Although much of the tropical Pacific Ocean is colder than normal due to La Niña, Agatha sits above a small pool of warmer than normal water that could help strengthen it. Scientists have found that warming waters due to human-induced climate change increase the tendency for tropical storms and hurricanes to intensify rapidly.
Conditions are expected to deteriorate in the hurricane watch zone beginning Sunday evening, with the worst conditions Monday as the storm makes landfall. The Hurricane Center projects the following impacts:
- Tropical storm force winds (39+ mph) beginning Sunday evening and hurricane force winds (74+ mph) Monday.
- A storm surge – or a rise in ocean waters over normally dry land – near and just east of where the center of the storm crosses the coast, accompanied by “wide and destructive waves”.
- 10 to 16 inches of rain in the Mexican state of Oaxaca, with isolated totals of 20 inches. “Life-threatening flash flooding and mudslides can occur,” the Hurricane Center wrote.
As the storm moves through southern Mexico, heavy rains will span its interior Monday through Tuesday, posing an additional threat of severe flooding, according to the Hurricane Center.
By Wednesday or Thursday, if Agatha’s remains resist passage on land, they could cross the Gulf of Mexico and begin to re-grow.
🌀 Agatha is expected to hit southern Mexico as a hurricane – so what?
The ECMWF has suggested remnants of the storm may emerge in the Bay of Campeche next week 👀
Plenty of time to watch this one unfold, but interests in the Gulf of Mexico should take note! pic.twitter.com/b5VbcGfDT4
— Ben Noll (@BenNollWeather) May 28, 2022
The Hurricane Center currently indicates that there is a 20% chance of a tropical depression or storm developing in the Bay of Campeche in the southern Gulf over the next five days.
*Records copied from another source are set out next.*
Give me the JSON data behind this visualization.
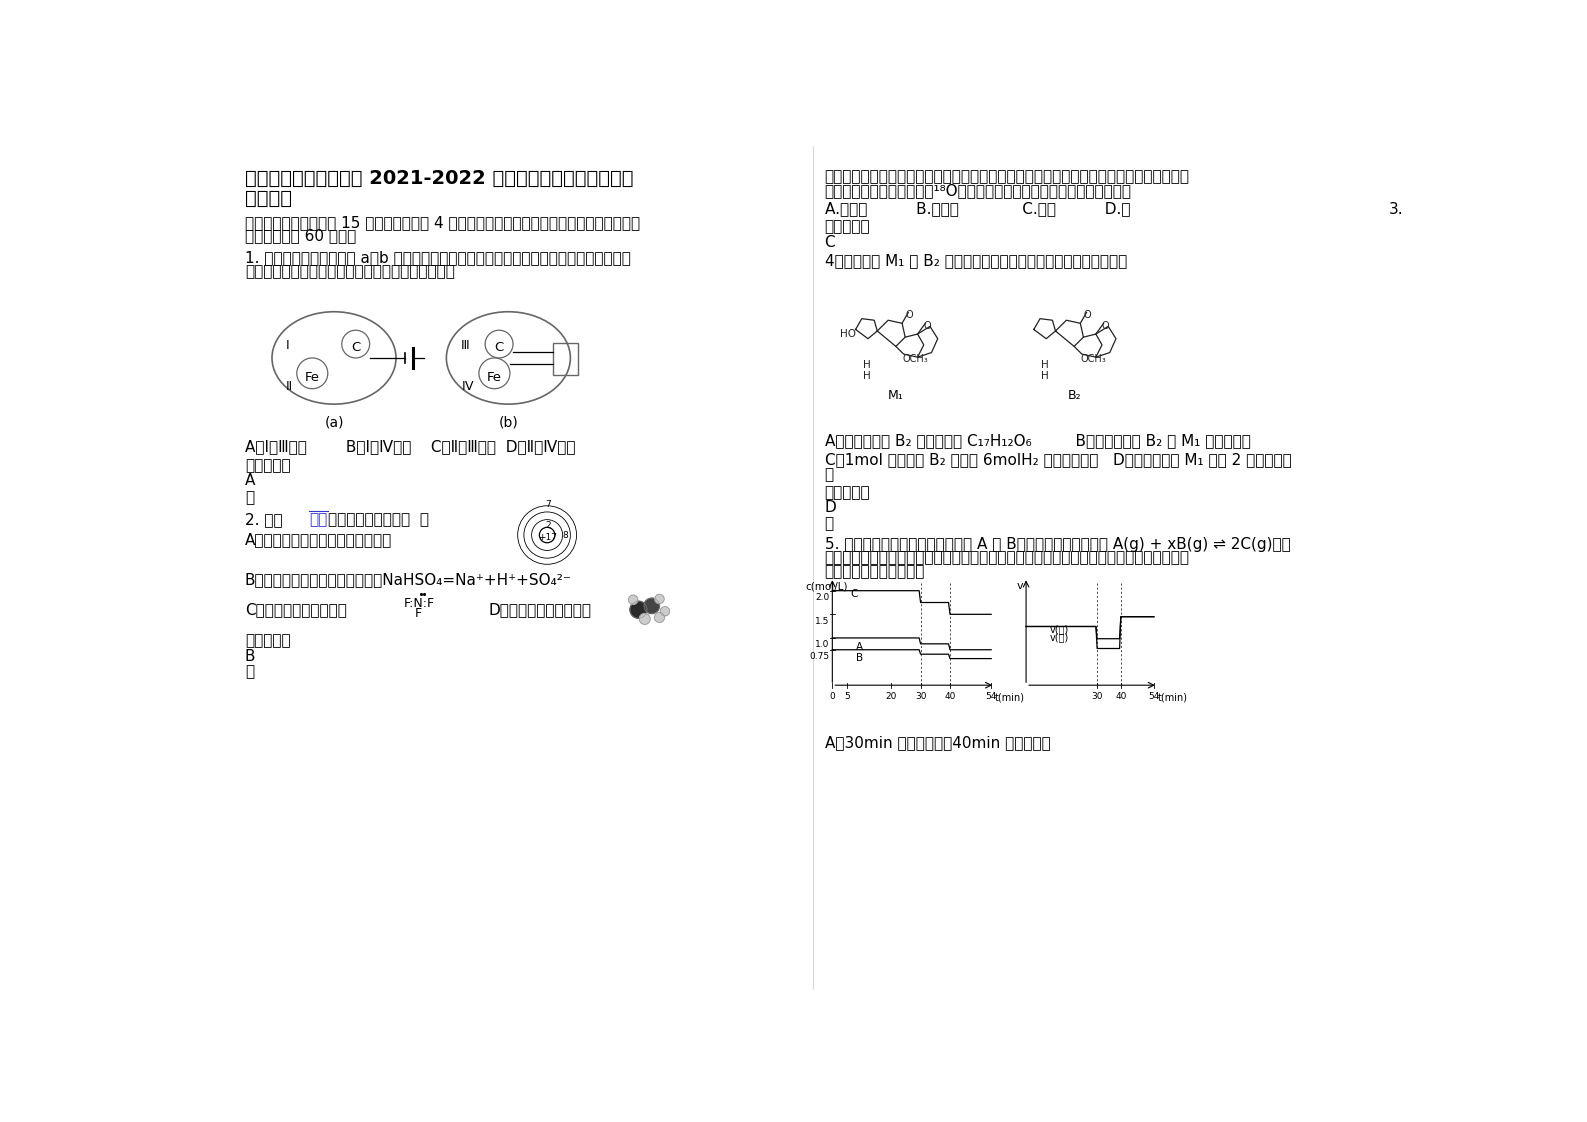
{
  "bg_color": "#ffffff",
  "title_line1": "云南省大理市上关中学 2021-2022 学年高三化学上学期期末试",
  "title_line2": "卷含解析",
  "section1": "一、单选题（本大题共 15 个小题，每小题 4 分。在每小题给出的四个选项中，只有一项符合",
  "section1b": "题目要求，共 60 分。）",
  "q1_text1": "1. 把石墨棒和铁片用下列 a、b 两种方式放在盛有稀食盐水和酚酞试液混合溶液的玻璃器皿",
  "q1_text2": "中，经过一段时间后，首先观察到溶液变红的区域是",
  "q1_options": "A．Ⅰ和Ⅲ附近        B．Ⅰ和Ⅳ附近    C．Ⅱ和Ⅲ附近  D．Ⅱ和Ⅳ附近",
  "q1_answer_label": "参考答案：",
  "q1_answer": "A",
  "q1_note": "略",
  "q2_prefix": "2. 下列",
  "q2_blue": "化学",
  "q2_suffix": "用语表示正确的是（  ）",
  "q2_A": "A．食盐中阴离子的结构示意图为：",
  "q2_B": "B．硫酸氢钠溶液的电离方程式：NaHSO₄=Na⁺+H⁺+SO₄²⁻",
  "q2_C": "C．三氟化氮的电子式：",
  "q2_D": "D．乙醇分子比例模型：",
  "q2_answer_label": "参考答案：",
  "q2_answer": "B",
  "q2_note": "略",
  "right_col_text1": "过氧化氢与硫酸酸化的高锰酸钾溶液进行反应生成硫酸钾、硫酸锰、水和氧气。如果过氧化",
  "right_col_text2": "氢中的氧原子是示踪原子（¹⁸O），当反应完成后，含有示踪原子的物质是",
  "right_col_options": "A.硫酸钾          B.硫酸锰             C.氧气          D.水",
  "right_num3": "3.",
  "right_ans_label": "参考答案：",
  "right_ans": "C",
  "q4_text": "4．黄曲霉素 M₁ 和 B₂ 的结构如下图所示，以下有关说法正确的是：",
  "q4_A": "A．黄曲霉毒素 B₂ 的分子式为 C₁₇H₁₂O₆         B．黄曲霉毒素 B₂ 和 M₁ 互为同系物",
  "q4_C": "C．1mol 黄曲霉素 B₂ 可以和 6molH₂ 发生加成反应   D．黄曲霉毒素 M₁ 含有 2 个手性碳原",
  "q4_D2": "子",
  "q4_ans_label": "参考答案：",
  "q4_ans": "D",
  "q4_note": "略",
  "q5_text1": "5. 某密闭容器中充入等物质的量的 A 和 B，一定温度下发生反应 A(g) + xB(g) ⇌ 2C(g)，达",
  "q5_text2": "到平衡后，只改变反应的一个条件，测得容器中物质的浓度、反应速率随时间变化如下图所",
  "q5_text3": "示。下列说法中正确的是",
  "q5_A": "A．30min 时降低温度，40min 时升高温度",
  "divider_color": "#cccccc",
  "blue_color": "#3333cc"
}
If the storm regenerates in the gulf, it would gain a new name and become the first storm of the 2022 Atlantic hurricane season: Alex.
NOAA predicts seventh straight Atlantic hurricane season
Agatha formed in the eastern Pacific Ocean about two weeks before the first named medium storm, tweeted Jeff Mastersa hurricane specialist who writes for Yale’s Climate Connections.
Despite Agatha’s early training, the National Oceanic and Atmospheric Administration predicted a below-average season in the eastern Pacific, primarily due to La Niña and its associated colder than normal waters.